Rates of ADHD vary by state. Regions in the south show statistics at nearly 25% for school-age boys while Colorado and Nevada have less than 10%. However, these statistics may jump even further upon next month’s release of the fifth edition of the Diagnostic and Statistical Manual of Mental Disorders, which plans to make changes to criteria for ADHD.
Though the exact wording has not been released, the basis for proper diagnosis of ADHD has been amended to include more adolescents and adults to qualify. According to several people involved in the discussions, now such debilitating problems as losing one’s cellphone or losing focus during paperwork is evidence of ADHD. Furthermore, small changes such as the requirement that symptoms appear before age 12 rather than 7 as it is currently written in the DSM IV, and minor word adjustments–for example a change in the requirements that now symptoms must only “impact” daily activities, rather than cause “impairment”– are further evidence of this.
Dr.
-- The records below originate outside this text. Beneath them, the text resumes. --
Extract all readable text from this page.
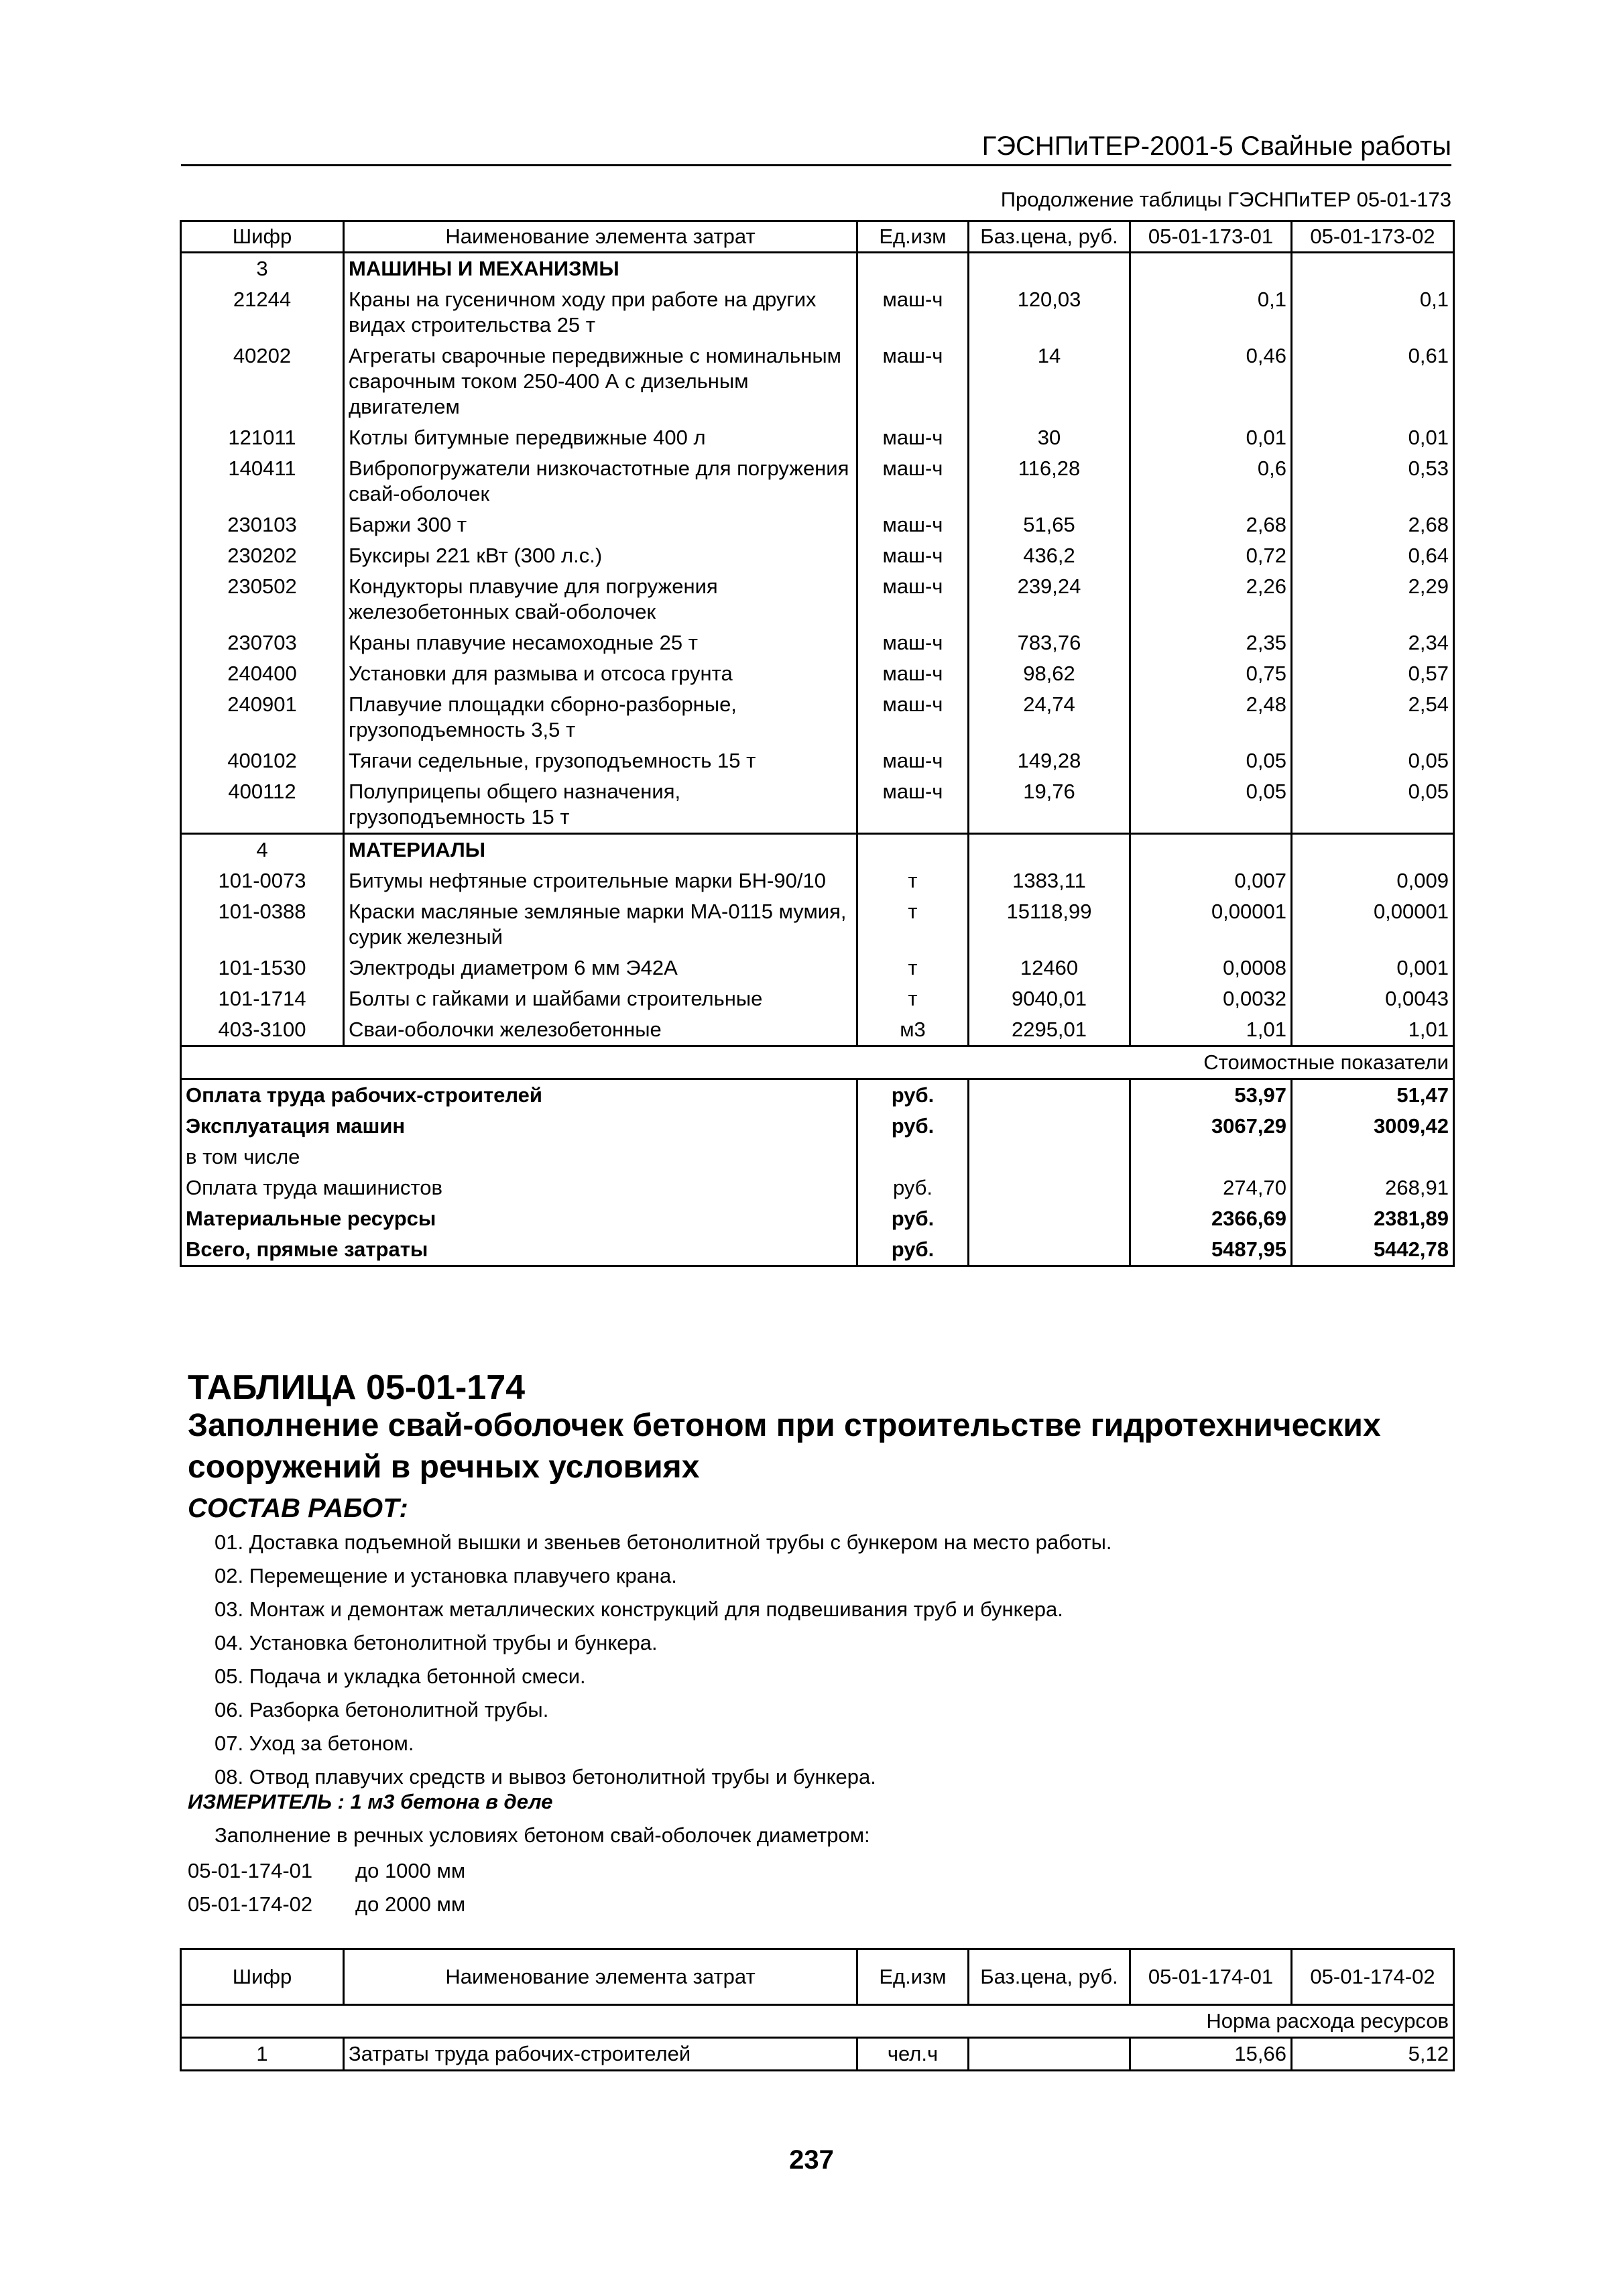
ГЭСНПиТЕР-2001-5 Свайные работы
Продолжение таблицы ГЭСНПиТЕР 05-01-173
Шифр	Наименование элемента затрат	Ед.изм	Баз.цена, руб.	05-01-173-01	05-01-173-02
3	МАШИНЫ И МЕХАНИЗМЫ				
21244	Краны на гусеничном ходу при работе на других видах строительства 25 т	маш-ч	120,03	0,1	0,1
40202	Агрегаты сварочные передвижные с номинальным сварочным током 250-400 А с дизельным двигателем	маш-ч	14	0,46	0,61
121011	Котлы битумные передвижные 400 л	маш-ч	30	0,01	0,01
140411	Вибропогружатели низкочастотные для погружения свай-оболочек	маш-ч	116,28	0,6	0,53
230103	Баржи 300 т	маш-ч	51,65	2,68	2,68
230202	Буксиры 221 кВт (300 л.с.)	маш-ч	436,2	0,72	0,64
230502	Кондукторы плавучие для погружения железобетонных свай-оболочек	маш-ч	239,24	2,26	2,29
230703	Краны плавучие несамоходные 25 т	маш-ч	783,76	2,35	2,34
240400	Установки для размыва и отсоса грунта	маш-ч	98,62	0,75	0,57
240901	Плавучие площадки сборно-разборные, грузоподъемность 3,5 т	маш-ч	24,74	2,48	2,54
400102	Тягачи седельные, грузоподъемность 15 т	маш-ч	149,28	0,05	0,05
400112	Полуприцепы общего назначения, грузоподъемность 15 т	маш-ч	19,76	0,05	0,05
4	МАТЕРИАЛЫ				
101-0073	Битумы нефтяные строительные марки БН-90/10	т	1383,11	0,007	0,009
101-0388	Краски масляные земляные марки МА-0115 мумия, сурик железный	т	15118,99	0,00001	0,00001
101-1530	Электроды диаметром 6 мм Э42А	т	12460	0,0008	0,001
101-1714	Болты с гайками и шайбами строительные	т	9040,01	0,0032	0,0043
403-3100	Сваи-оболочки железобетонные	м3	2295,01	1,01	1,01
Стоимостные показатели					
Оплата труда рабочих-строителей		руб.		53,97	51,47
Эксплуатация машин		руб.		3067,29	3009,42
в том числе					
Оплата труда машинистов		руб.		274,70	268,91
Материальные ресурсы		руб.		2366,69	2381,89
Всего, прямые затраты		руб.		5487,95	5442,78
ТАБЛИЦА 05-01-174
Заполнение свай-оболочек бетоном при строительстве гидротехнических сооружений в речных условиях
СОСТАВ РАБОТ:
01. Доставка подъемной вышки и звеньев бетонолитной трубы с бункером на место работы.
02. Перемещение и установка плавучего крана.
03. Монтаж и демонтаж металлических конструкций для подвешивания труб и бункера.
04. Установка бетонолитной трубы и бункера.
05. Подача и укладка бетонной смеси.
06. Разборка бетонолитной трубы.
07. Уход за бетоном.
08. Отвод плавучих средств и вывоз бетонолитной трубы и бункера.
ИЗМЕРИТЕЛЬ : 1 м3 бетона в деле
Заполнение в речных условиях бетоном свай-оболочек диаметром:
05-01-174-01 до 1000 мм
05-01-174-02 до 2000 мм
Шифр	Наименование элемента затрат	Ед.изм	Баз.цена, руб.	05-01-174-01	05-01-174-02
Норма расхода ресурсов					
1	Затраты труда рабочих-строителей	чел.ч		15,66	5,12
237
Ned Hallowell, a child psychiatrist and author of several best-selling books on ADHD stated in a recent interview, that although he believes many children with ADHD continue to go unrecognized and untreated, that “now’s the time to call attention to the dangers that can be associated with making the diagnosis in a slipshod fashion…we have kids out there getting these drugs to use them as mental steroids — that’s dangerous, and I hate to think I have a hand in creating that problem.”